Luis Garavito (born January 25, 1957, Génova, Colombia—died October 12, 2023, Valledupar, northern Colombia) was a Colombian serial killer who was convicted of murdering 189 boys in the 1990s. Many of Garavito’s victims lived in poor neighbourhoods apart from their families, who could not afford to support them, leading observers to speculate that their disappearances were ignored or overlooked.
Garavito, the eldest of seven children, was raised in western Colombia. He attended school for only a few years and endured a difficult childhood, suffering abuse by his father and several neighbours. During his killing spree in the 1990s, many Colombian boys, most between the ages of 8 and 16, were reported missing or found dead, their bodies brutally mutilated and bearing signs of sexual assault. In 1997 the discovery of a graveyard containing the bodies of 36 boys near the city of Pereira prompted a nationwide manhunt.
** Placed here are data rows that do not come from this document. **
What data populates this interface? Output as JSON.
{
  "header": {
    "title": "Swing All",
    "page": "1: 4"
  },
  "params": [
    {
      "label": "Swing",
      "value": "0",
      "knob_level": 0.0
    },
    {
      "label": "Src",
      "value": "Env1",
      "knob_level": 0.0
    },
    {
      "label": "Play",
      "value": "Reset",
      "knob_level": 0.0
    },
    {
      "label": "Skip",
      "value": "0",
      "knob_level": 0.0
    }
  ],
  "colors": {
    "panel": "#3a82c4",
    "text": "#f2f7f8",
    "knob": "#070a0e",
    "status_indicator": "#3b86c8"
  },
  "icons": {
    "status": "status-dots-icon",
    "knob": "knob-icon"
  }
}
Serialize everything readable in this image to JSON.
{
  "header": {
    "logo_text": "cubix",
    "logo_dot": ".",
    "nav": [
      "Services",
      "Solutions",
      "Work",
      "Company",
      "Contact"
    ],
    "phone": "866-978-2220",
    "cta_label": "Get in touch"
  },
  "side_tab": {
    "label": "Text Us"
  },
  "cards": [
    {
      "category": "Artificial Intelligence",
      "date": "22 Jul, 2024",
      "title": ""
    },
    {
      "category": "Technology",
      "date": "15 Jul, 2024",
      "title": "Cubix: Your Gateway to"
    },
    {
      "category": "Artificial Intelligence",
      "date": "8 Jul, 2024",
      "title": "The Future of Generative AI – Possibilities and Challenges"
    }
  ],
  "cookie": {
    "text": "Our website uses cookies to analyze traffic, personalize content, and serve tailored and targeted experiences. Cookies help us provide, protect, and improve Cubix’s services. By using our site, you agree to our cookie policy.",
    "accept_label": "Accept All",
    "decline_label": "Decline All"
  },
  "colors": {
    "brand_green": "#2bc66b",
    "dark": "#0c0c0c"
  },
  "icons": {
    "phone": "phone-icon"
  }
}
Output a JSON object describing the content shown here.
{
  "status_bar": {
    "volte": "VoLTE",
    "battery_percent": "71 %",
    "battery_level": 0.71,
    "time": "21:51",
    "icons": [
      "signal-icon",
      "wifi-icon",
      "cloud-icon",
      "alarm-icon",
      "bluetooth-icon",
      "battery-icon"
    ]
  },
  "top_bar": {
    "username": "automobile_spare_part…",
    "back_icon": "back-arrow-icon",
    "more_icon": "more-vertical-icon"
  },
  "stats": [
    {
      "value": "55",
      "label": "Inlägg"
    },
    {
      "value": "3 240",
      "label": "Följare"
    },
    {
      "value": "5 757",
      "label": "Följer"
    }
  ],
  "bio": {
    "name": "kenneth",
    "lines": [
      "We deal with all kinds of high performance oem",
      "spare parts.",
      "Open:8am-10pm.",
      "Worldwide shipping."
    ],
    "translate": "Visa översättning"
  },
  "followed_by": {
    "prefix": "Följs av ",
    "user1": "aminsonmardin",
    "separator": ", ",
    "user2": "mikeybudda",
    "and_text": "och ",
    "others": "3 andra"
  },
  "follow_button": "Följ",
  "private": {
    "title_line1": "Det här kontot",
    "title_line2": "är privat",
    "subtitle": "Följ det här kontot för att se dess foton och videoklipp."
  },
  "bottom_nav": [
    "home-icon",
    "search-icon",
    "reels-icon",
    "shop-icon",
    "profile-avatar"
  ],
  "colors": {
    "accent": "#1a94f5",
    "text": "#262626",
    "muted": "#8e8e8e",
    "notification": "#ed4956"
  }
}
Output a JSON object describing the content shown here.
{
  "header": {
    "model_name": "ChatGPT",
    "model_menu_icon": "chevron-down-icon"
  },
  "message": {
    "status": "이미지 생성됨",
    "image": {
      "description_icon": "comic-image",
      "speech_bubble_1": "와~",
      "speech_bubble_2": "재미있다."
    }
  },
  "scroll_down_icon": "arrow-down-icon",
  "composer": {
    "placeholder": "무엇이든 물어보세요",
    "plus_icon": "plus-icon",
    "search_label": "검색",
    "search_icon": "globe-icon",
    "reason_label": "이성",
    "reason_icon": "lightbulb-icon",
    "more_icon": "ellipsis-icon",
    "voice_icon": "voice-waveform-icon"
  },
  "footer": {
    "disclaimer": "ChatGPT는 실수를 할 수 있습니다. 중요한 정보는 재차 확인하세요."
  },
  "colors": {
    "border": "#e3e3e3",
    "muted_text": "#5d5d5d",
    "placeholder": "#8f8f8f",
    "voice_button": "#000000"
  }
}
In 1999 Garavito, then a drifter with a long history of alcohol problems and psychiatric illness, was arrested on suspicion of sexually assaulting a young boy. He eventually confessed to murdering 140 boys, and he was eventually given an 835-year prison sentence for the murder of 189 people. He had gained access to his victims, many of whom were the unattended children of street vendors, by using disguises. Most often posing as a monk or a priest (one of his many nicknames in the Colombian media was “El Cura”), he lured the boys with promises of money or a drink. Garavito traveled widely during his killing spree, committing murders in at least 11 of Colombia’s 32 departments; he also was suspected of murders in Ecuador.